I welcome you this Tuesday morning. I hope you had a wonderful Martin Luther King, Jr. holiday. I will be remiss if I did not speculate on how on after Martin Luther King, Jr.'s 2008 holiday, the S&P witnessed a sharp selloff. It was at 1200 then. (the S&P dropped hard during this time interval). Now, we are at 1293. I wonder how much money the "flexions" harvested on the backs of the non flexions? And I cannot wonder if today will witness another selloff by the "flexions" to harvest more of a working stiff's honest money. As LoBagola, a West African native wrote in his book "LoBagola: An African Savageâs Own Story", the trampling elephants (flexions) predictably romped everything in their paths whenever they wanted. And a month later, they would return to the SAME path and exercise their will at the natives' expense, as they watched helplessly (does this not rhyme with today's economic climate in your city?). It was exceedingly symmetric, Gann-like, and frustratingly obvious. And such phenomena are apparent in the markets today, and will be, forever.
JUST REMEMBER..............with douches like steve jobs deciding to keep his personal health an unknown factor for all but a select few..................it is not a level playing field
So true. They probably had a large committee (sworn to secrecy) to advise Steve Jobs on when and how to take his medical leave. Since he obviously knew the Apple earnings would blow away expectations, and since he announced his medical leave over a three day holiday, he picked the most statistically opportune time to take his medical leave, which would have had the least impact on his precious stock. Not to seem like a pessimist, but pancreatic cancer has one of the lowest survival rates of all carcinomas. Especially since he had a liver transplant, the disease must have metastasized, possibly to the lymph nodes.
I concur wholeheartedly. Those people you mention like Steve Jobs basically run the game with their own rules, any way they like, whenever they like. I did see a lot of call and put activity in Apple options just before the announcement. I wonder how many of Apple insiders acted on that information. Surely some did. But I am confident they did so in a way that would be difficult to detect. For instance, instead of buying up puts outright, they could have sold bearish call spreads. When I myself was really "in the game", I noted there was a tremendous amount of insider information being passed around. It was so widespread, that policing it all would be impossible. It is like stopping girls from "flashing" for beads at Marti Gras.
Has it occurred to you when one has a fatal/possibly fatal disease, the unknown factors can be unknown to the person sick as well? Predicting Lifespan of the potentially terminally ill is not an exact science. Just ask insurance companies as it relates to aids patients. We know he has a type of cancer that does not have a good survival rate. That is the most valuable information and beyond that I doubt there is much that is of use.
Dear 1prometheus, Yes, I agree with you that the previous poster's calling Steve Jobs a douchebag was a little harsh. We can only pray for Steve Jobs, as he likely does not have long to live. His rather fragile appearance is doubtless because of his liver function, as the liver secretes much of the enzymes to digest his meals. I understand what the previous poster was saying though. The playing field is far from level. I remember hearing about Goldman Sachs' employees selling short the MBS that the firms was advocating and selling (and how unethical that was). Back in the late 90's, when the Internet stocks were floating into orbit, so many traders were e-mailing me and even laughing at the valuations that they just argued were cheap on CNBC. It was all so dishonest and immoral. As I argued, the "flexions" will harvest all of our hard earned money. Without extensive scientific testing, I argue that any trader is doomed in this manipulated environment. If one takes away anything from what I say, please backtest any trading ideas you have. One poster contacted me who uses TOS (Think or Swim) from TD Ameritrade... and asked for advice. I looked at their software, and it is good. They have something I saw called "ThinkBack" and has extensive older data. It seems invaluable. I agree with other posters that such backtesting and demo accounts may have significant drawbacks (as one never knows how they will trade when actual dollars are at stake), but if your trading system (and you must have a system in place) does not work with previous data, it will never work in real life. Test, test, test!

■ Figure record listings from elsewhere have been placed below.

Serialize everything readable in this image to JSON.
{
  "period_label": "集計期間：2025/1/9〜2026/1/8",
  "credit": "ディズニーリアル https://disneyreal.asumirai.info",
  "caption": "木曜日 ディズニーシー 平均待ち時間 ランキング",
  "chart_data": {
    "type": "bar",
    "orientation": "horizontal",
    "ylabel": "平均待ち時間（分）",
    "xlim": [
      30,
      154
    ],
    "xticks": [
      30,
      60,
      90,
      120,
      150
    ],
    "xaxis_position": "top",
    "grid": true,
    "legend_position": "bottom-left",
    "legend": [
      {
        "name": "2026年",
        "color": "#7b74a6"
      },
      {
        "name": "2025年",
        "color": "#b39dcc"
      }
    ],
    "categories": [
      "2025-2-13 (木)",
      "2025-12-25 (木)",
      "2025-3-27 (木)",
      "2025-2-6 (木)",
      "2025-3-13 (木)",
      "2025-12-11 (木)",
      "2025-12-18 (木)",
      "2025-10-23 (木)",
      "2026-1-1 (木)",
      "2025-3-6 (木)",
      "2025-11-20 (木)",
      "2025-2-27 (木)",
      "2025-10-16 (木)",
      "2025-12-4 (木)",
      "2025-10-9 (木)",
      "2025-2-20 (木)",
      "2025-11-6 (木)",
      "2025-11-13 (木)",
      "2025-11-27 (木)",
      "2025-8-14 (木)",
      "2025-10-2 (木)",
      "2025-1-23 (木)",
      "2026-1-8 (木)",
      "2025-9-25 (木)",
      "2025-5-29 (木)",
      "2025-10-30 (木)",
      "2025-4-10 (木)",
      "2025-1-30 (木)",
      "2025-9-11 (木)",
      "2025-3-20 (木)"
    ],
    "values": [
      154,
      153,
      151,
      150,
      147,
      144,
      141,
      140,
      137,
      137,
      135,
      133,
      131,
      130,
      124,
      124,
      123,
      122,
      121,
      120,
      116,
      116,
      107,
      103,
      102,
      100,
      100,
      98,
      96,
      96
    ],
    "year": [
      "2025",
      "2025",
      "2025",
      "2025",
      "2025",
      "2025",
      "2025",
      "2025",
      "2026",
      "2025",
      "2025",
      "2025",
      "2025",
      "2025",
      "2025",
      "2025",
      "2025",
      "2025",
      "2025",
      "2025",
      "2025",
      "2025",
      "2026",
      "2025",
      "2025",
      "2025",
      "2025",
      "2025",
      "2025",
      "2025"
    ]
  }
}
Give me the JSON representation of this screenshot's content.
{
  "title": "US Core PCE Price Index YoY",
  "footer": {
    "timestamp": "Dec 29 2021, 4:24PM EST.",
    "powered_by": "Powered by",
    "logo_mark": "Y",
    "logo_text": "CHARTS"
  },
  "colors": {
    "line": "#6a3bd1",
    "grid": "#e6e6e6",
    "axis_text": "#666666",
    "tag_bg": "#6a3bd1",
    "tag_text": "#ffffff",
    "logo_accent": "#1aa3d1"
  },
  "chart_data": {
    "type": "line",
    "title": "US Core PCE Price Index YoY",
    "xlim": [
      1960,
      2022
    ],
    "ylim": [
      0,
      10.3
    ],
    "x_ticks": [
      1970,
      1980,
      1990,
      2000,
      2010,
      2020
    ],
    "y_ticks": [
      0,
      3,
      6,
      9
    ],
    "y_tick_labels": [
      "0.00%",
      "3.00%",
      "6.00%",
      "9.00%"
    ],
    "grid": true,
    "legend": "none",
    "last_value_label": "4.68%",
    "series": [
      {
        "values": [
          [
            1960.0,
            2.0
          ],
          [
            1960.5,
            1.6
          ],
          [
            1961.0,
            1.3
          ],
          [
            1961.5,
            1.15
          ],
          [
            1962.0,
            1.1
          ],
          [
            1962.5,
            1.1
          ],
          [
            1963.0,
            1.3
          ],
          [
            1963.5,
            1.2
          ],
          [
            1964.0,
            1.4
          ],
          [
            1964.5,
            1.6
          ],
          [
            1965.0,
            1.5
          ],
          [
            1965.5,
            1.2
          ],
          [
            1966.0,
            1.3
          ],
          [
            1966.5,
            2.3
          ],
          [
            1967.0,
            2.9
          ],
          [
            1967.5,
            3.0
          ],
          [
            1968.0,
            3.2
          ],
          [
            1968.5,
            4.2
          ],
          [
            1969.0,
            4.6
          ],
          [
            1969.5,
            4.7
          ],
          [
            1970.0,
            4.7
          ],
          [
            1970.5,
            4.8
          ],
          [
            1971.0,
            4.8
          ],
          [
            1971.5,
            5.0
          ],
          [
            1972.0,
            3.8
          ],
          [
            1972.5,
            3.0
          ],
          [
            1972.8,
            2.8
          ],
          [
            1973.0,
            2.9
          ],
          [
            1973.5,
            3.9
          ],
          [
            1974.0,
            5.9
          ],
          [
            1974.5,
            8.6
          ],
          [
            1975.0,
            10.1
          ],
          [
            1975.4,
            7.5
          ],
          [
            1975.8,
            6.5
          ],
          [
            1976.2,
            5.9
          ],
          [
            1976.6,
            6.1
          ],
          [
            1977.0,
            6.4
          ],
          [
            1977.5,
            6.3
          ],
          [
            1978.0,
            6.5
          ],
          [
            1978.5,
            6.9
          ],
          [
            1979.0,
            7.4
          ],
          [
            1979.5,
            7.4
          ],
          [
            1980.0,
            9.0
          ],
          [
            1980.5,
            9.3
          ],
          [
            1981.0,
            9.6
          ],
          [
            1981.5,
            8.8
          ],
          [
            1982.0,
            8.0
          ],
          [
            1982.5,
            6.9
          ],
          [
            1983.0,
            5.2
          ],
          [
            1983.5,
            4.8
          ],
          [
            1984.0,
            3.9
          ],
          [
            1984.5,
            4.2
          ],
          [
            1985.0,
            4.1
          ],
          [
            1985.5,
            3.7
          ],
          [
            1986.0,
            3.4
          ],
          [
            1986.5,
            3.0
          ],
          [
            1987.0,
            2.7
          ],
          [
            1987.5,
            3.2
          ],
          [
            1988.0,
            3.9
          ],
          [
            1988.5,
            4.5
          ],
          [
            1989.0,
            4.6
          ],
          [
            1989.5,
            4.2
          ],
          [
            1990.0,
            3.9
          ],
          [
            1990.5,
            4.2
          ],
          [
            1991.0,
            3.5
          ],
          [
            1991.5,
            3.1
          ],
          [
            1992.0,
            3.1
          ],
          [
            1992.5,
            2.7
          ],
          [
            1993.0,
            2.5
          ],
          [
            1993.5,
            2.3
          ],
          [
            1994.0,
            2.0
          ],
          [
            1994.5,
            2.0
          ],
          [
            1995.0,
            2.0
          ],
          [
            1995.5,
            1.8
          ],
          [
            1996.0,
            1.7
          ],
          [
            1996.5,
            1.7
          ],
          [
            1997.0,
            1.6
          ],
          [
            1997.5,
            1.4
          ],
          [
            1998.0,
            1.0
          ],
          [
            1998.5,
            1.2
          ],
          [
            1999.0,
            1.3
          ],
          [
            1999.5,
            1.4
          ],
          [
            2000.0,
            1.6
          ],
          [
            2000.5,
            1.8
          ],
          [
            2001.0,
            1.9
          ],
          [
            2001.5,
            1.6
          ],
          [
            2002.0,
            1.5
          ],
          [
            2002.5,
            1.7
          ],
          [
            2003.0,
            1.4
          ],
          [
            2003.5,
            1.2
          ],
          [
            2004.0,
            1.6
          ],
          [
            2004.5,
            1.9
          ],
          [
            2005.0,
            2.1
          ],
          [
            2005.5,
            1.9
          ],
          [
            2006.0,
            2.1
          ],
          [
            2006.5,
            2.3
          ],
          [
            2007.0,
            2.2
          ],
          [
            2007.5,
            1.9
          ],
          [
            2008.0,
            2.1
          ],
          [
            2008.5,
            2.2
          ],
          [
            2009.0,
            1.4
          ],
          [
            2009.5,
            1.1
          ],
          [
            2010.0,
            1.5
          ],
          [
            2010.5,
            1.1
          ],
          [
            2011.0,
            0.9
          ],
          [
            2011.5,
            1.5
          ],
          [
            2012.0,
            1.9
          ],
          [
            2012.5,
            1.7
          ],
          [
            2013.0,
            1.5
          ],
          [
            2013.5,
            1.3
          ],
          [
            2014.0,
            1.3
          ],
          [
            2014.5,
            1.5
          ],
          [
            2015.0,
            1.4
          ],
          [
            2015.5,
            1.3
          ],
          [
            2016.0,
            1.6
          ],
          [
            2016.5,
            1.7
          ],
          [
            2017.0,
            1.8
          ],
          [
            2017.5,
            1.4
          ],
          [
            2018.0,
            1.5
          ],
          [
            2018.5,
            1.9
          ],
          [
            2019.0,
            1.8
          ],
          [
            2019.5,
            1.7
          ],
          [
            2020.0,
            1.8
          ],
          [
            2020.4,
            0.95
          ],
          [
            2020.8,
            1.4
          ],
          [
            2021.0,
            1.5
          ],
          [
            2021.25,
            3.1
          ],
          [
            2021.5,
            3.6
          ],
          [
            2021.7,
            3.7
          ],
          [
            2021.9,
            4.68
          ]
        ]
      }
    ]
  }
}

Yes 1prometheus. The SPX and Nasdaq caught quite a beating today. Is this the part where retail investors, finally talked into believing all the hype from shill sites and talking heads at CNBC come rushing back in to pick up "bargains" being unloaded by insiders and professionals (i.e. the flexions)?
Thoreau, thank you for offering your perspective on options trading. I have traded futures for about 12 years but have never traded an options contract. With futures (a simple directional play) I can visualize or conceptualize the types of market dynamics that can create an edge over a few hours to a few days, and I have been able to utilize backtesting to clarify my strategies. I have never traded an options contract because I am not able to "get my hands" around them well enough to make what I think would be an intelligent approach. For example I was aware of one of the trading edges you mentioned in a prior post but implement it via a simple directional play. What is the dynamic in options trading that creates an edge beyond directional positioning? I can understand attempting to take advantage of time decay, yet I do not see the beyond where one gets an edge from this rather than just a % winner. It could lack of data, but even here before I approached Data with futures trading I had already developed a number of useful mental models or hypothesis that prevented blind groping.